I’ve been thinking and talking a lot about HR strategic planning lately. And one of the common issues that comes to the surface when you get into planning discussions is control. Here’s an example of how it usually plays out.
Through the planning process, your team identifies that one of the critical objectives for the organization is employee retention. Your diligent discovery efforts during the planning process revealed that employee productivity increases with tenure and that you have too many newer employees voluntarily leaving the company currently. So, your team determines that you should make increasing employee retention one of your key strategic objectives of the plan. This also means that it will be a key measure of your success.

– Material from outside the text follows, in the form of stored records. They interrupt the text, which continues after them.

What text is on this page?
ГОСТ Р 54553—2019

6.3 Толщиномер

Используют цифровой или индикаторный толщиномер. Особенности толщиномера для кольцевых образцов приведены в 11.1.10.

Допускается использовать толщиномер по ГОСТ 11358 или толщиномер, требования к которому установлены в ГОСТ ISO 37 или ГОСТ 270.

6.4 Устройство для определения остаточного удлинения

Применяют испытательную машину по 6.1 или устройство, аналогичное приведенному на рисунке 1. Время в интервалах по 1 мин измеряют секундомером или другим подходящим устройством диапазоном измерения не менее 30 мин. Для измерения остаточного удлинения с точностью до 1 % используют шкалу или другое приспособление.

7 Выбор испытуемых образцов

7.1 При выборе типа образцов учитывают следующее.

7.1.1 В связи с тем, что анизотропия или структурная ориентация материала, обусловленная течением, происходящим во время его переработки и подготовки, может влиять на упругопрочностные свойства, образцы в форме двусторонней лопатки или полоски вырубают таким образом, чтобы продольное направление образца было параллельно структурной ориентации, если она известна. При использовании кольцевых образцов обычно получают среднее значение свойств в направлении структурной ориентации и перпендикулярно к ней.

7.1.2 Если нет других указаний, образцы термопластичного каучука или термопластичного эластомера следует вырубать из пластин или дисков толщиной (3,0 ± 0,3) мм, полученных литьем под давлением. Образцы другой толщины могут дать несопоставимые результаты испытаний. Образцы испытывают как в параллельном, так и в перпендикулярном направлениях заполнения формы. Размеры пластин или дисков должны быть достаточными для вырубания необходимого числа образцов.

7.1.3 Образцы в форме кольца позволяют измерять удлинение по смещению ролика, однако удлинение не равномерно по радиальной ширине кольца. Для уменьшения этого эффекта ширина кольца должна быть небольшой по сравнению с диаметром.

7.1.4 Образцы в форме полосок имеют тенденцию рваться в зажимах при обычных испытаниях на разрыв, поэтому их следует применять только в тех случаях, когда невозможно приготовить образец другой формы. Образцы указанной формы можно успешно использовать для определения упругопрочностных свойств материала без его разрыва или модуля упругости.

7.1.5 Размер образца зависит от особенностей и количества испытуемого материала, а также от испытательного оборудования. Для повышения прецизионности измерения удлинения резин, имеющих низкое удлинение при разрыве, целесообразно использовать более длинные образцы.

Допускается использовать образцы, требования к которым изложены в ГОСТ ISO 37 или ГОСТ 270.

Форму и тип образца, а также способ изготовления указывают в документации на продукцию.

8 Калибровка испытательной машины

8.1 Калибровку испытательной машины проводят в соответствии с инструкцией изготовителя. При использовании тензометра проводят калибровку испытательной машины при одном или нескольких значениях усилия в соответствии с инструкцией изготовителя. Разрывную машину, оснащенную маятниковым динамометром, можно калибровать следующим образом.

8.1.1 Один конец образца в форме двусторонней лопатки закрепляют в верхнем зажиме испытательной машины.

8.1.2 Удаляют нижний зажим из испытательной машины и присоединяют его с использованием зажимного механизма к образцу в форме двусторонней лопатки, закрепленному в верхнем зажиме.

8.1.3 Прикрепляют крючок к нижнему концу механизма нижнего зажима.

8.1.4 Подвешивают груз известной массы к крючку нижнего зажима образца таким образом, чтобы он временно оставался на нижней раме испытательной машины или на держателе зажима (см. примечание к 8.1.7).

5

But, then someone makes this comment:
“But retention isn’t entirely within our control. We can’t control how managers treat people. We can’t control what happens in an employee’s personal life that might lead them to make a job change. There’s too many things we don’t control. How can our success be measured on something we can’t control?“
Sadly, this can grind the process to a halt. The underlying logic of this statement appeals to most reasonable people. Control has a lot of allure and we are drawn to it like moths to a flame. But, we must resist getting caught in this trap. Control, my friends, is an illusion.
I think that this desire for control is probably the single thing that holds most HR leaders back. Somehow we’ve come to believe that we should only be held accountable for things that are 100% within our control. The problem is that nothing is 100% within our control. The only thing truly ithin our control is our personal attitudes, behaviors and choices. And even those things can be manipulated without our awareness some times.
Control doesn’t exist. And if an HR leader would slow down and look around the organization, they’d realize that none of their peers have control either. The head of sales is saddled with a sales target that her team must hit. She doesn’t control what the customers will do. She doesn’t control how the economy will look. She doesn’t even control the choices her sales team makes about what to do or how hard to work. Very little is within her control. But, she has great ability to influence what happens. She makes plans and crafts strategies for what to do to make it highly probable that her team will hit the goal. She acknowledges that there are a lot of variables at work, and she takes the actions that are most likely to lead to success. What she doesn’t do is waste time fighting against the goal because it’s not within her control. She knows that her job is sales and that regardless of what she controls, she’s got to find a way to make it happen.
This same things happens at all levels of leadership. Control doesn’t exist. The sooner we realize that, particularly as HR leaders, the sooner we can elevate our game and our standing within the organization.
So, back to the retention example. HR doesn’t control all of the variables related to retention. True. But, HR can or does influence every variable related to retention. So, measuring HR on the organizational retention isn’t unfair. Quite the contrary, it’s a perfect measure of the outcomes that HR should be influencing to help the organization be more productive. In my example particularly, the HR team should embrace retention as their measure and then use all of their energy and focus to drive up the organizations retention.
As a leader, when you fully embrace the reality that you control nothing, you get focused on far more productive activity like listening, building relationships, planning, teaching, thinking, etc. The illusion of control is crippling too many leaders.
Let go of the need for control. It will set you free.
I agree with you Jason – however it is semantics. The Director of sales damn well better make sure that the ORG has sales or they will be moving on. An HR Director needs to hit the majority of the CO goals through control, influence, guidance – call it what you will. But I get your point in terms of an absolute. The only thing we control is our own behavior. Enjoyed the read Jason!
Jason,
This is an important insight that is even more difficult for folks to understand as the pressure and the stakes go up. When the heat is on, many of us will default into "pretend control" and command and control leadership (another illusion in most organizations).
When hiring in HR: Identify the personalities, styles, and character that are well suited to a role that has less power, authority, and control over its work than most. Especially now as HR has taken a bigger place on center stage and leaders see that this isn't just about compliance and record keeping. This stuff matters and, oh, by the way, everyone has an opinion.
Who are the types who will succeed in such an environment? Those who are extraordinarily comfortable with ambiguity, whose ambition does not require public triumph, and who can function within the food chain of an ecosystem of competing egos without feeling threatened–even as a smaller fish.
Focus more on what you can influence – that is much larger circle.
Great points, Jason!
The desire for control is wired into us – it is instinctive and physiological. And there are ways of thinking about it that can set us free. Dr. David Rock's work on the SCARF model is great – YouTube video here http://www.youtube.com/watch?v=isiSOeMVJQk
For a primer on how this connects into implementation of change have a look at this guest post by Dr. John Barbuto “Your brain on change management: advancements in neuroscience shed new light on the physiology of Change Management".
It was my own desire for control that led me to Change Management – letting go of that has been difficult but moving towards an alternative has helped.